The return of Firestone to the front lines of auto racing after a 20-year absence has put it head to head with Goodyear in the battle for IndyCar supremacy.

It also has shattered whatever complacency Goodyear might have enjoyed as the series’ only tire supplier for two decades.

Firestone was on 48 winning cars in the Indianapolis 500 - including every winner from 1920-66 - before the company dropped out of Indy racing in 1974 for financial reasons. In 1988, Bridgestone Corp. of Japan bought out Firestone and five years later announced its return to Indy cars, starting this season.

Scott Pruett spent much of last year testing the new Firestone Firehawk radials with Patrick Racing. He is the only driver to finish among the top 10 in each of the five races so far this season and goes into the Indy 500 as the series leader. Eight of the other 32 starters also will be on Firestones, including Scott Goodyear, who will start alongside pole winner Scott Brayton and Arie Luyendyk on the front row. Imagine the publicity if Goodyear - the driver - wins on Firestones.

Wet weather predicted

The forecast for rain for the Indy 500 is falling under scrutiny from the nation’s capital to California.

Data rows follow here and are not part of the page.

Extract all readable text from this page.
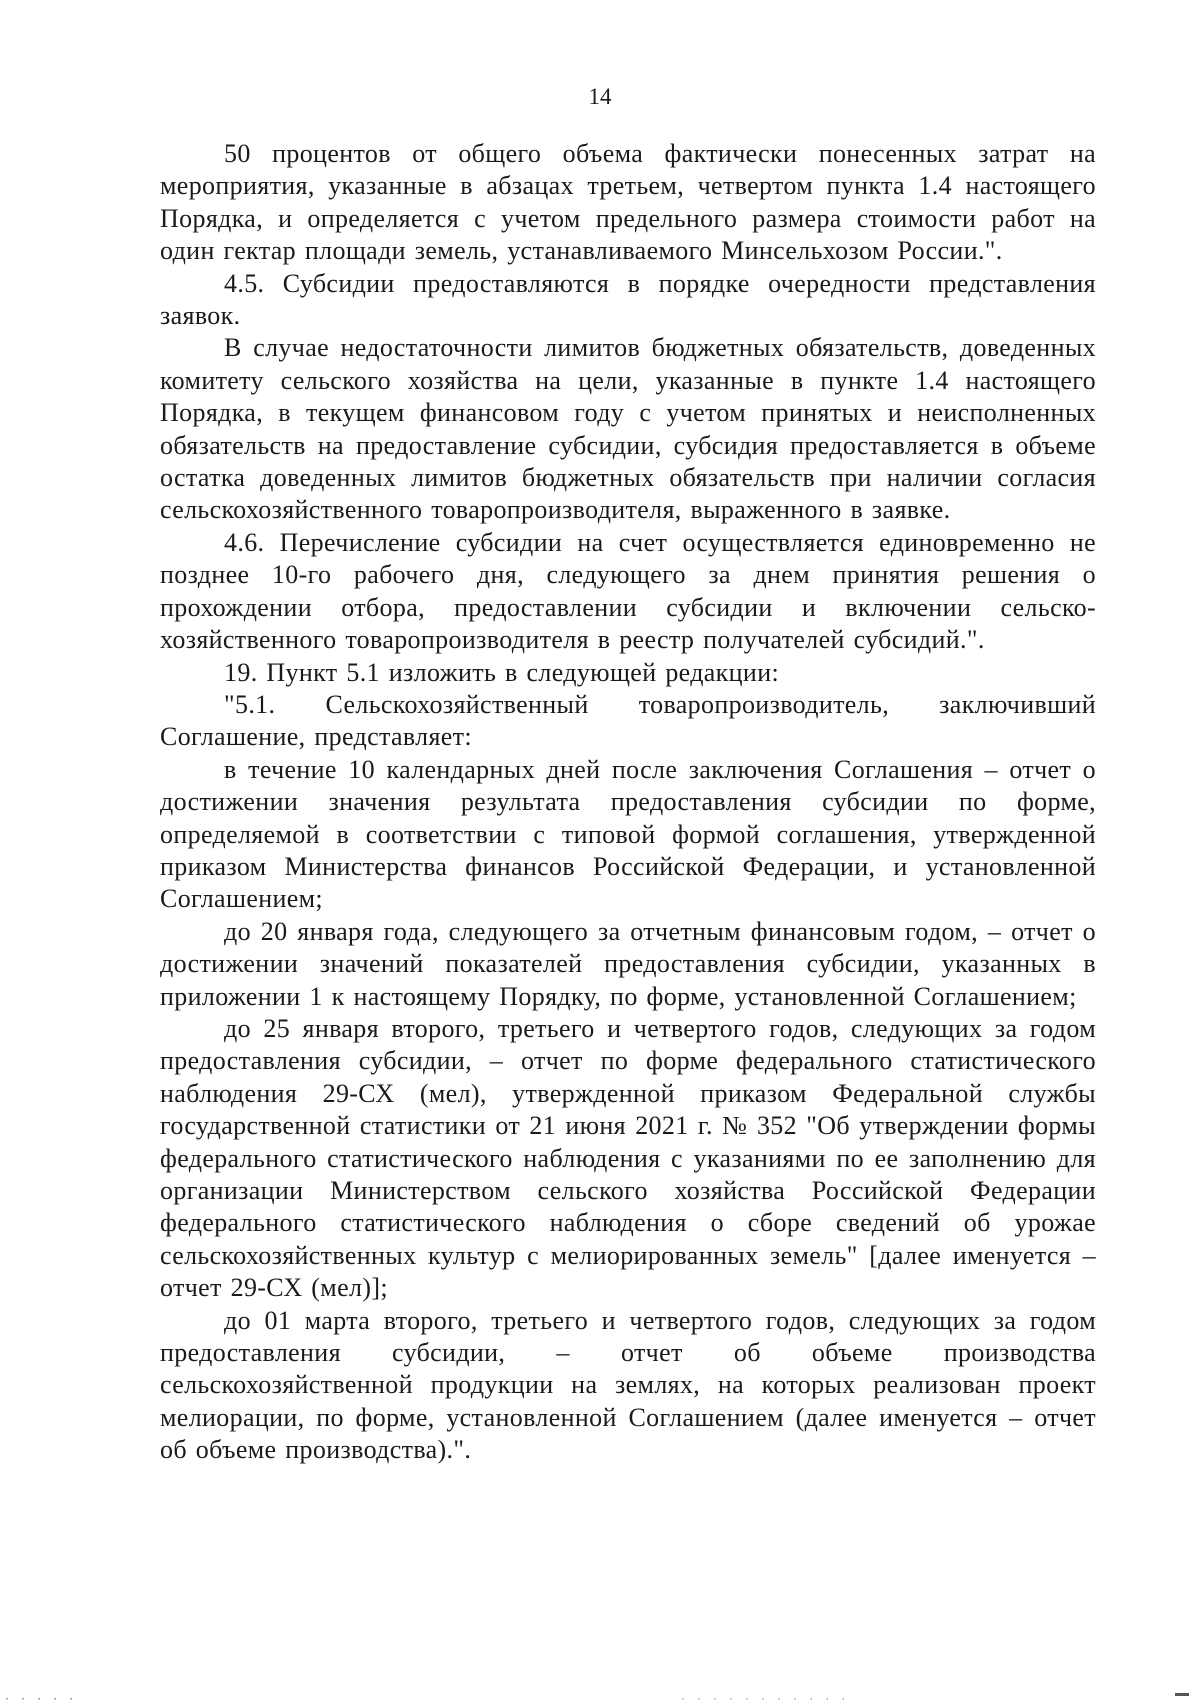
14

50 процентов от общего объема фактически понесенных затрат на мероприятия, указанные в абзацах третьем, четвертом пункта 1.4 настоящего Порядка, и определяется с учетом предельного размера стоимости работ на один гектар площади земель, устанавливаемого Минсельхозом России.".

4.5. Субсидии предоставляются в порядке очередности представления заявок.

В случае недостаточности лимитов бюджетных обязательств, доведенных комитету сельского хозяйства на цели, указанные в пункте 1.4 настоящего Порядка, в текущем финансовом году с учетом принятых и неисполненных обязательств на предоставление субсидии, субсидия предоставляется в объеме остатка доведенных лимитов бюджетных обязательств при наличии согласия сельскохозяйственного товаропроизводителя, выраженного в заявке.

4.6. Перечисление субсидии на счет осуществляется единовременно не позднее 10-го рабочего дня, следующего за днем принятия решения о прохождении отбора, предоставлении субсидии и включении сельско-хозяйственного товаропроизводителя в реестр получателей субсидий.".

19. Пункт 5.1 изложить в следующей редакции:

"5.1. Сельскохозяйственный товаропроизводитель, заключивший Соглашение, представляет:

в течение 10 календарных дней после заключения Соглашения – отчет о достижении значения результата предоставления субсидии по форме, определяемой в соответствии с типовой формой соглашения, утвержденной приказом Министерства финансов Российской Федерации, и установленной Соглашением;

до 20 января года, следующего за отчетным финансовым годом, – отчет о достижении значений показателей предоставления субсидии, указанных в приложении 1 к настоящему Порядку, по форме, установленной Соглашением;

до 25 января второго, третьего и четвертого годов, следующих за годом предоставления субсидии, – отчет по форме федерального статистического наблюдения 29-СХ (мел), утвержденной приказом Федеральной службы государственной статистики от 21 июня 2021 г. № 352 "Об утверждении формы федерального статистического наблюдения с указаниями по ее заполнению для организации Министерством сельского хозяйства Российской Федерации федерального статистического наблюдения о сборе сведений об урожае сельскохозяйственных культур с мелиорированных земель" [далее именуется – отчет 29-СХ (мел)];

до 01 марта второго, третьего и четвертого годов, следующих за годом предоставления субсидии, – отчет об объеме производства сельскохозяйственной продукции на землях, на которых реализован проект мелиорации, по форме, установленной Соглашением (далее именуется – отчет об объеме производства).".

· · · · ·	· · · · · · · · · · ·
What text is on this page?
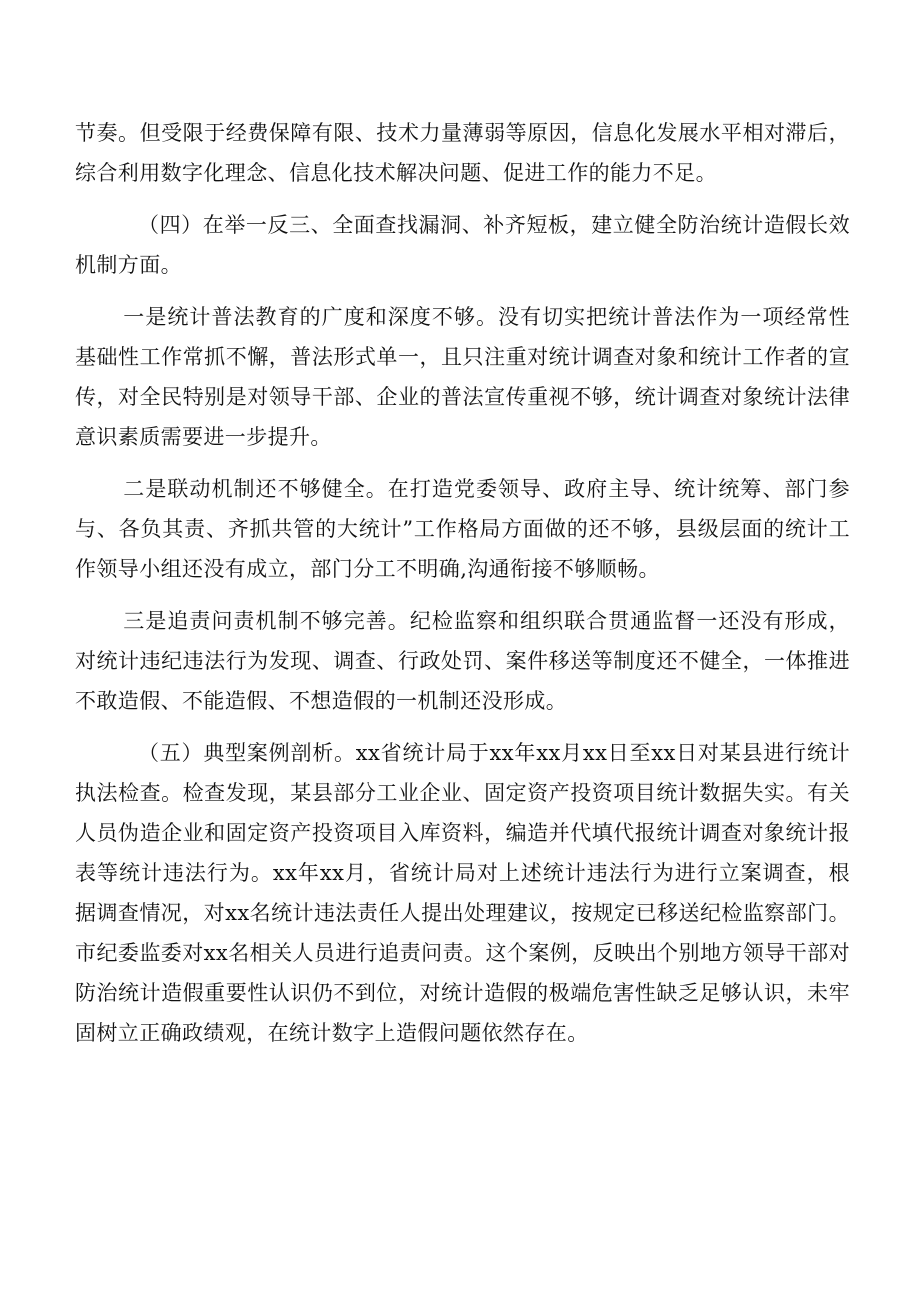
节奏。但受限于经费保障有限、技术力量薄弱等原因，信息化发展水平相对滞后，综合利用数字化理念、信息化技术解决问题、促进工作的能力不足。

（四）在举一反三、全面查找漏洞、补齐短板，建立健全防治统计造假长效机制方面。

一是统计普法教育的广度和深度不够。没有切实把统计普法作为一项经常性基础性工作常抓不懈，普法形式单一，且只注重对统计调查对象和统计工作者的宣传，对全民特别是对领导干部、企业的普法宣传重视不够，统计调查对象统计法律意识素质需要进一步提升。

二是联动机制还不够健全。在打造党委领导、政府主导、统计统筹、部门参与、各负其责、齐抓共管的大统计”工作格局方面做的还不够，县级层面的统计工作领导小组还没有成立，部门分工不明确,沟通衔接不够顺畅。

三是追责问责机制不够完善。纪检监察和组织联合贯通监督一还没有形成，对统计违纪违法行为发现、调查、行政处罚、案件移送等制度还不健全，一体推进不敢造假、不能造假、不想造假的一机制还没形成。

（五）典型案例剖析。xx省统计局于xx年xx月xx日至xx日对某县进行统计执法检查。检查发现，某县部分工业企业、固定资产投资项目统计数据失实。有关人员伪造企业和固定资产投资项目入库资料，编造并代填代报统计调查对象统计报表等统计违法行为。xx年xx月，省统计局对上述统计违法行为进行立案调查，根据调查情况，对xx名统计违法责任人提出处理建议，按规定已移送纪检监察部门。市纪委监委对xx名相关人员进行追责问责。这个案例，反映出个别地方领导干部对防治统计造假重要性认识仍不到位，对统计造假的极端危害性缺乏足够认识，未牢固树立正确政绩观，在统计数字上造假问题依然存在。
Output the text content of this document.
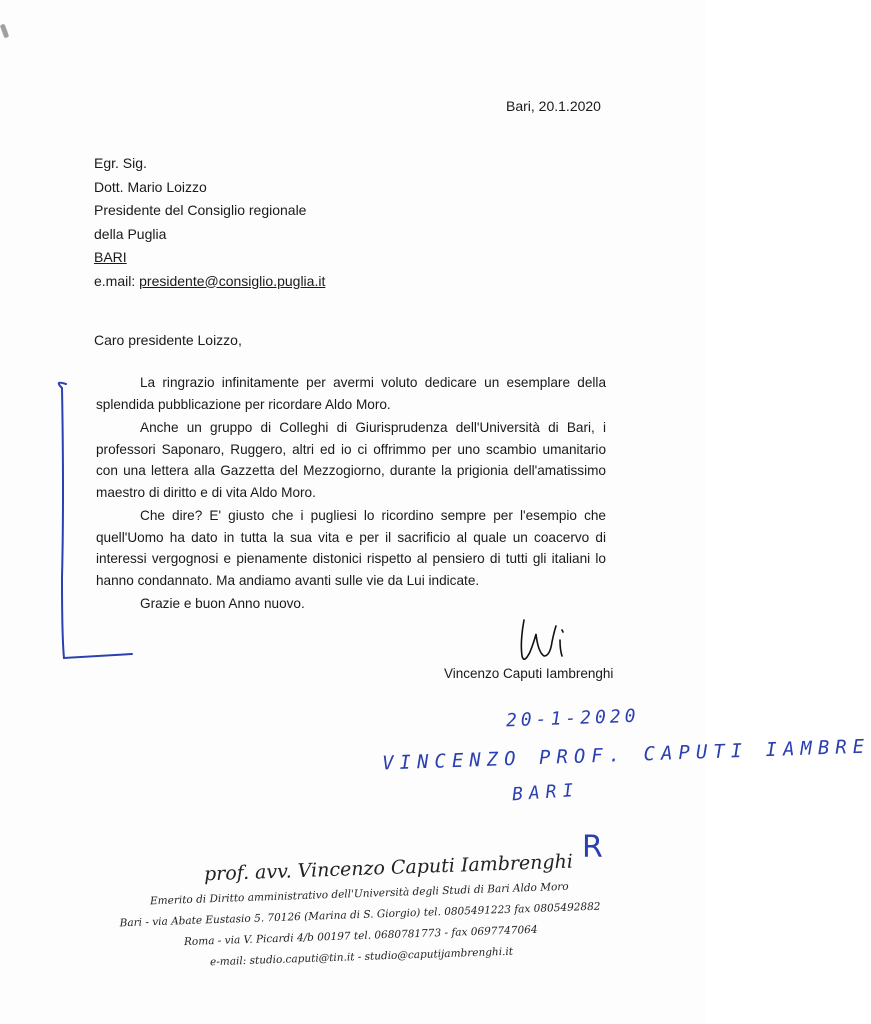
Bari, 20.1.2020
Egr. Sig.
Dott. Mario Loizzo
Presidente del Consiglio regionale
della Puglia
BARI
e.mail: presidente@consiglio.puglia.it
Caro presidente Loizzo,

La ringrazio infinitamente per avermi voluto dedicare un esemplare della splendida pubblicazione per ricordare Aldo Moro.

Anche un gruppo di Colleghi di Giurisprudenza dell'Università di Bari, i professori Saponaro, Ruggero, altri ed io ci offrimmo per uno scambio umanitario con una lettera alla Gazzetta del Mezzogiorno, durante la prigionia dell'amatissimo maestro di diritto e di vita Aldo Moro.

Che dire? E' giusto che i pugliesi lo ricordino sempre per l'esempio che quell'Uomo ha dato in tutta la sua vita e per il sacrificio al quale un coacervo di interessi vergognosi e pienamente distonici rispetto al pensiero di tutti gli italiani lo hanno condannato. Ma andiamo avanti sulle vie da Lui indicate.

Grazie e buon Anno nuovo.

Vincenzo Caputi Iambrenghi
20-1-2020
VINCENZO PROF. CAPUTI IAMBRE
BARI
R
prof. avv. Vincenzo Caputi Iambrenghi
Emerito di Diritto amministrativo dell'Università degli Studi di Bari Aldo Moro
Bari - via Abate Eustasio 5. 70126 (Marina di S. Giorgio) tel. 0805491223 fax 0805492882
Roma - via V. Picardi 4/b 00197 tel. 0680781773 - fax 0697747064
e-mail: studio.caputi@tin.it - studio@caputijambrenghi.it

“It’s probably the day in which the forecast gets the closest scrutiny,” meteorologist Eric Zimmerman of the National Weather Service in Indianapolis said. “It doesn’t make the forecast any harder, but you’re aware in the back of your mind that a lot more people are looking at it.”

The forecast was causing much consternation among the estimated halfmillion people that the race attracts. Others hoped to capitalize on it: Some merchants advertised rain gear Saturday.

Youth movement

The average age of the starting field is 33 years, 6 months, the youngest in the modern history of the Speedway.